Identidade de gênero é a forma como cada pessoa reconhece em si mesma as características atribuídas a homens e a mulheres. Já a orientação sexual é a preferência afetiva de cada um, a escolha de se relacionar com pessoas do sexo oposto ou do mesmo sexo.
Um projeto de lei apresentado pelo deputado Joel da Harpa, do PTN, que pretende proibir a abordagem dessas temáticas em escolas públicas e privadas do Estado foi discutido e rejeitado na reunião desta terça da Comissão de Justiça.
Para a deputada Teresa Leitão, do PT, relatora da proposta, os princípios constitucionais da igualdade e da independência entre os poderes estariam sendo desrespeitados pelo texto. De acordo a parlamentar, alterações nos conteúdos didáticos das escolas pernambucanas devem ser propostas somente pelo Poder Executivo. Ela também argumentou que o projeto representaria violação a dispositivos da Lei Nacional de Diretrizes e Bases da Educação e à autonomia das instituições de ensino. A rejeição da matéria foi por unanimidade.

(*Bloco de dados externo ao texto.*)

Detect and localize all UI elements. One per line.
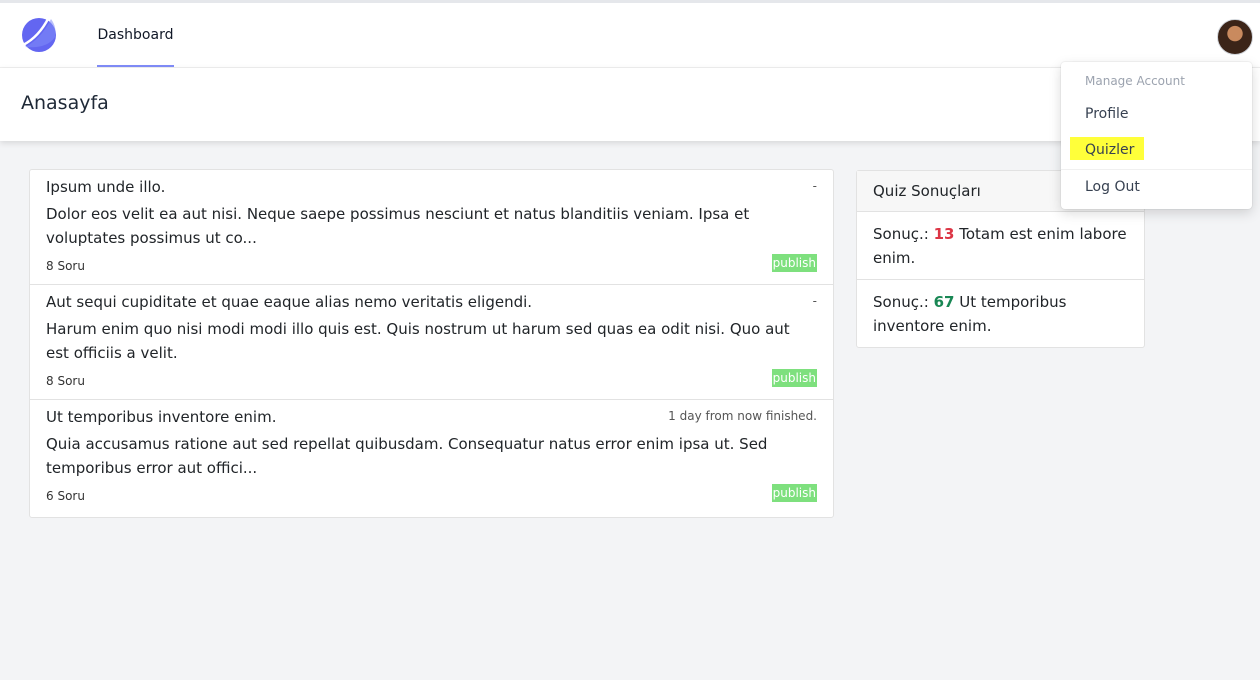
status-badge: publish xyxy=(771,484,817,502)
quiz-question-count: 8 Soru xyxy=(46,259,85,273)
dropdown-item-quizler[interactable]: Quizler xyxy=(1085,142,1134,158)
quiz-list: Ipsum unde illo. - Dolor eos velit ea au… xyxy=(29,169,834,518)
status-badge: publish xyxy=(771,254,817,272)
quiz-finish-info: 1 day from now finished. xyxy=(668,409,817,423)
result-score: 13 xyxy=(933,225,955,243)
dropdown-divider xyxy=(1061,169,1252,170)
dropdown-item-profile[interactable]: Profile xyxy=(1085,106,1129,122)
quiz-title[interactable]: Aut sequi cupiditate et quae eaque alias… xyxy=(46,293,532,311)
quiz-description: Harum enim quo nisi modi modi illo quis … xyxy=(46,320,790,362)
account-dropdown-menu: Manage Account Profile Quizler Log Out xyxy=(1061,62,1252,209)
result-item: Sonuç.: 13 Totam est enim labore enim. xyxy=(857,212,1144,280)
dropdown-item-logout[interactable]: Log Out xyxy=(1085,179,1140,195)
dropdown-heading: Manage Account xyxy=(1085,74,1185,88)
navbar: Dashboard xyxy=(0,3,1260,68)
user-avatar[interactable] xyxy=(1217,19,1253,55)
quiz-title[interactable]: Ut temporibus inventore enim. xyxy=(46,408,276,426)
result-item: Sonuç.: 67 Ut temporibus inventore enim. xyxy=(857,280,1144,347)
result-label: Sonuç.: xyxy=(873,225,929,243)
quiz-description: Dolor eos velit ea aut nisi. Neque saepe… xyxy=(46,205,750,247)
quiz-item[interactable]: Aut sequi cupiditate et quae eaque alias… xyxy=(30,285,833,400)
quiz-item[interactable]: Ut temporibus inventore enim. 1 day from… xyxy=(30,400,833,517)
quiz-title[interactable]: Ipsum unde illo. xyxy=(46,178,165,196)
status-badge: publish xyxy=(771,369,817,387)
quiz-question-count: 8 Soru xyxy=(46,374,85,388)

Teresa Leitão destacou a importância de a educação acompanhar as modificações da sociedade:
“A dinâmica social hoje vivencia a identidade de gênero com mais abertura do que no século passado. A escola tem que se preparar para isso. Respeitar e fazer com que os alunos, na sua formação cidadã, também aprendam a respeitar os outros e a lidar com a diversidade.”
O colegiado de Justiça teve ainda a composição alterada. O deputado Edilson Silva, do PSOL, ingressa como titular e a deputada Simone Santana, do PSB, encerra a atuação como suplente no grupo.